Die CDU in Mecklenburg-Vorpommerns steht vor einem weiteren Generationswechsel: Der 27-jährige Amthor will den 41-jährigen Kokert ablösen.
04.02.2020 - 20:27 Uhr Kommentieren
Philipp Amthor ist heute 27 Jahre alt. Quelle: dpa
CDU-Bundestagsabgeordneter

Philipp Amthor ist heute 27 Jahre alt.

(Foto: dpa)

Schwerin Der CDU-Bundestagsabgeordnete Philipp Amthor bewirbt sich um den CDU-Landesvorsitz in Mecklenburg-Vorpommern. Er habe nach der überraschenden Rücktrittsankündigung des bisherigen Parteichefs Vincent Kokert Ende vergangener Woche viel Ermutigung aus allen Landesteilen und allen Altersgruppen der Partei erhalten, sagte der 27-Jährige am Dienstag der Deutschen Presse-Agentur in Schwerin. Das habe ihn bewogen, für das Amt zu kandidieren.

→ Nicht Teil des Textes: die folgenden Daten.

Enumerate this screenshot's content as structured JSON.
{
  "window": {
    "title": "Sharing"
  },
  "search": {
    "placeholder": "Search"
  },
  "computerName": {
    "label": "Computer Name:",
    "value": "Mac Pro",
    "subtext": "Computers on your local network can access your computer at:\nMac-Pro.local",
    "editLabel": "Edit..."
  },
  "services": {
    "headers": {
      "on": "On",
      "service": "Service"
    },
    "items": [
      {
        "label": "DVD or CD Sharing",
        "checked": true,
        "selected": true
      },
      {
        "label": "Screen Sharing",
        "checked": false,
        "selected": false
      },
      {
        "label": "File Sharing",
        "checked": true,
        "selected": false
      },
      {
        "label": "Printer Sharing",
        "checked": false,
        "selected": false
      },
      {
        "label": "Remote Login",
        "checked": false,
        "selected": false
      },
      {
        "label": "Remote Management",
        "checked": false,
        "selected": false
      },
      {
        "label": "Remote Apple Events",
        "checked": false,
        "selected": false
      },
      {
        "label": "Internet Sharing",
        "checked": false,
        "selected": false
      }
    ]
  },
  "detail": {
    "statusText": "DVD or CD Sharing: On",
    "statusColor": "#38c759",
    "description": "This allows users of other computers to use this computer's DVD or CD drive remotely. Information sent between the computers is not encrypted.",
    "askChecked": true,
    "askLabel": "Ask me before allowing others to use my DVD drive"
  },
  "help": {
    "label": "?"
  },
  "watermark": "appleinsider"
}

„Ich bin bereit, mehr Verantwortung zu übernehmen“, betonte Amthor, der 2017 als zweitjüngster Abgeordneter in den Deutschen Bundestag gewählt worden war und dort mit rhetorisch geschliffenen Reden für Aufsehen sorgte. Er vertritt für einen Mann seiner Generation häufig sehr konservative Ansichten und geht keiner Diskussion aus dem Weg. Das machte ihn zu einem der begehrtesten politischen Gesprächspartner in Talkshows.

Trotz seiner Jugend und noch fehlender Erfahrung in der Landespolitik fühlt sich Amthor nach eigenen Worten gewappnet für die Aufgabe als Landesparteichef. „Es geht nicht um Alter, es geht um Argumente“, sagte er. Viele Mitglieder hätten ihn angerufen und sich gewünscht, dass die Nordost-CDU nicht in die Defensive gerät, sondern die Führungsfrage rasch klärt, aus einer „Position der Stärke“ heraus. Deshalb habe er sich entschieden, für den Landesvorsitz anzutreten.

Am Rande des Neujahrsempfangs des CDU-Kreisverbandes Vorpommern-Greifswald in Greifswald ließ Amthor keinen Zweifel an seinen Zielen. Ob er auch als Spitzenkandidat der CDU im Landtagswahlkampf im kommenden Jahr kandidieren werde, könne später entschieden werden.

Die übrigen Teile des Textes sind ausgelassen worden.